I discover Karoo, a site of criticism and cultural creation very provided.
« The people of Brussels all know Neel Doff (1858-1942) a little. In any case, those who have already passed, at least once, on the edge of the Ixelles ponds and next to the Place Flagey. Between the two, on a triangle of grass, often furnished with various abandoned accessories, sits a sculpture worn and green by time. This monument pays homage to Charles De Coster (NDLC author of Till l’espiègle) and represents the two heroes of his great work, The Legend of Ulenspiegel. The character of Nele, leaning over her melancholy lover, has the features of Doff who posed for the sculptor Charles Samuel. This anonymous face, except for a few connoisseurs who come to pay homage, from time to time, to De Coster or Doff, is one of the only traces left by the writer in the public space in Belgium. »

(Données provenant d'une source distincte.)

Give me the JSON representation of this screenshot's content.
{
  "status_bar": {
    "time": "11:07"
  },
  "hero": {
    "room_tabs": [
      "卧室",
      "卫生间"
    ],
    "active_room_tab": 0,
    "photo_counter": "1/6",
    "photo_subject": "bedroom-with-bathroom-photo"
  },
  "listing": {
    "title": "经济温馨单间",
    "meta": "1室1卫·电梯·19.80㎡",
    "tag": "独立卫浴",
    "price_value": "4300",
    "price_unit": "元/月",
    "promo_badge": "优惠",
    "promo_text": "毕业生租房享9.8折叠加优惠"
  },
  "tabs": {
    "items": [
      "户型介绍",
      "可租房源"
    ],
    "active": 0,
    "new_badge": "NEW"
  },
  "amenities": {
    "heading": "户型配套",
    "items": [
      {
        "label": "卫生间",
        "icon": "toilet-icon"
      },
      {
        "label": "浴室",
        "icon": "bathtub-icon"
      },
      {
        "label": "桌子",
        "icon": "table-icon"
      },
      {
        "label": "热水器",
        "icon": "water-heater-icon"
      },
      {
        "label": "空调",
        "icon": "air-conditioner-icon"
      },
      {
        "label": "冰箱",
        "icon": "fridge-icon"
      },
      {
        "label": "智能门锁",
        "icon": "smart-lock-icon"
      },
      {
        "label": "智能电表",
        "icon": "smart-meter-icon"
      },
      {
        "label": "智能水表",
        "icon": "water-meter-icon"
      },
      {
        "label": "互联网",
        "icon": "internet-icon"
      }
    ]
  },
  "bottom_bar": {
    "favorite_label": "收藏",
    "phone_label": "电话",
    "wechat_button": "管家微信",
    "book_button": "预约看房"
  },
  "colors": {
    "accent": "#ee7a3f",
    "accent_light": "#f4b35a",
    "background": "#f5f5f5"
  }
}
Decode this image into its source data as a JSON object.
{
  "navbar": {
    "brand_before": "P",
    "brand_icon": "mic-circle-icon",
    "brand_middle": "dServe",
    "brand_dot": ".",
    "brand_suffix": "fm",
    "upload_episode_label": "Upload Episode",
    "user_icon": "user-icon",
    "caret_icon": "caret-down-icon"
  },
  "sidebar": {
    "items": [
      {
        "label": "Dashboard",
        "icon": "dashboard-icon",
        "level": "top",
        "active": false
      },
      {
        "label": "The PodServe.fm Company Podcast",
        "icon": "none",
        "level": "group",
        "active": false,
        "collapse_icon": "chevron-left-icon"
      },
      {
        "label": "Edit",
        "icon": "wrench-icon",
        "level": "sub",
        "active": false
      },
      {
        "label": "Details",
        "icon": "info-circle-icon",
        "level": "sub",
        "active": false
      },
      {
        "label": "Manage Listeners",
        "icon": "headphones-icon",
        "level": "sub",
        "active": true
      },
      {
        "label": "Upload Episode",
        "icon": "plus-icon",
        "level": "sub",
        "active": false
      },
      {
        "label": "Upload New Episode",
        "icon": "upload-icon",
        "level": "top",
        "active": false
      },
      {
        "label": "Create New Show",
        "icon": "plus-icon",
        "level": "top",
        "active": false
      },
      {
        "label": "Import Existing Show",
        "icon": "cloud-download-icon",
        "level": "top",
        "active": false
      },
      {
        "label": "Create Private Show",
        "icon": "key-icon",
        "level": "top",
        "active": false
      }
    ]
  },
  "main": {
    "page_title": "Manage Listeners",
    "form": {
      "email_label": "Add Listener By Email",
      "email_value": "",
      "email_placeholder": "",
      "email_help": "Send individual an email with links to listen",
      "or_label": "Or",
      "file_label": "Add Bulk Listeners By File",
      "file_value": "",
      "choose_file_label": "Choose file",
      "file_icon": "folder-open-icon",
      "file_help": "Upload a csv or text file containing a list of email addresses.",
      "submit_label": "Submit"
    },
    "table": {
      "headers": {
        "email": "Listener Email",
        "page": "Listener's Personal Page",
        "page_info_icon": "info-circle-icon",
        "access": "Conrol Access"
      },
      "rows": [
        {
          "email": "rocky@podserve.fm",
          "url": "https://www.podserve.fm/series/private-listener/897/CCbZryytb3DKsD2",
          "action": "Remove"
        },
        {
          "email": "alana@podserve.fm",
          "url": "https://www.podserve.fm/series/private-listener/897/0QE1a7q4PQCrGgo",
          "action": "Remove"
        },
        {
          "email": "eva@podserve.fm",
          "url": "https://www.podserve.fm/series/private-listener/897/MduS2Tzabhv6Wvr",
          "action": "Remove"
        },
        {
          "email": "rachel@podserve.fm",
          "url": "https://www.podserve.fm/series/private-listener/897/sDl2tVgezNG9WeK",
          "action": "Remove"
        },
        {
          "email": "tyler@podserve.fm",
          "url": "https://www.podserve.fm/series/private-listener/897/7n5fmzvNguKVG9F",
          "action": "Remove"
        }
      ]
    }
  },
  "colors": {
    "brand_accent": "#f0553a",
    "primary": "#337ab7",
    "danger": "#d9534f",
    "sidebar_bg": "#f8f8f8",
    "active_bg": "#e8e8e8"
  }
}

Et puisqu’il s’agit de commencer l’année, il n’y a rien de scandaleux à s’installer douillettement pour savourer un bon bouquin, même si ce dernier parle de misère. Après tout, Neel Doff a écrit pour être lue : je vous souhaite, en sa compagnie ou pas, une belle année, la paix, rêvons un peu : la fin des mensonges, plus de fraternité… Je vous souhaite une année 2022 qui vaille la peine d’être vécue.
And since it’s the start of the year, there’s nothing scandalous about getting cozy up and savoring a good book, even if it is about misery. After all, Neel Doff wrote to be read: I wish you, in her company or not, a good year, peace, let’s dream a little: the end of lies, more fraternity … I wish you a year 2022 that is worth it pain to be lived.
Avez-vous pu compter tous les avions ?
Were you able to count all the planes?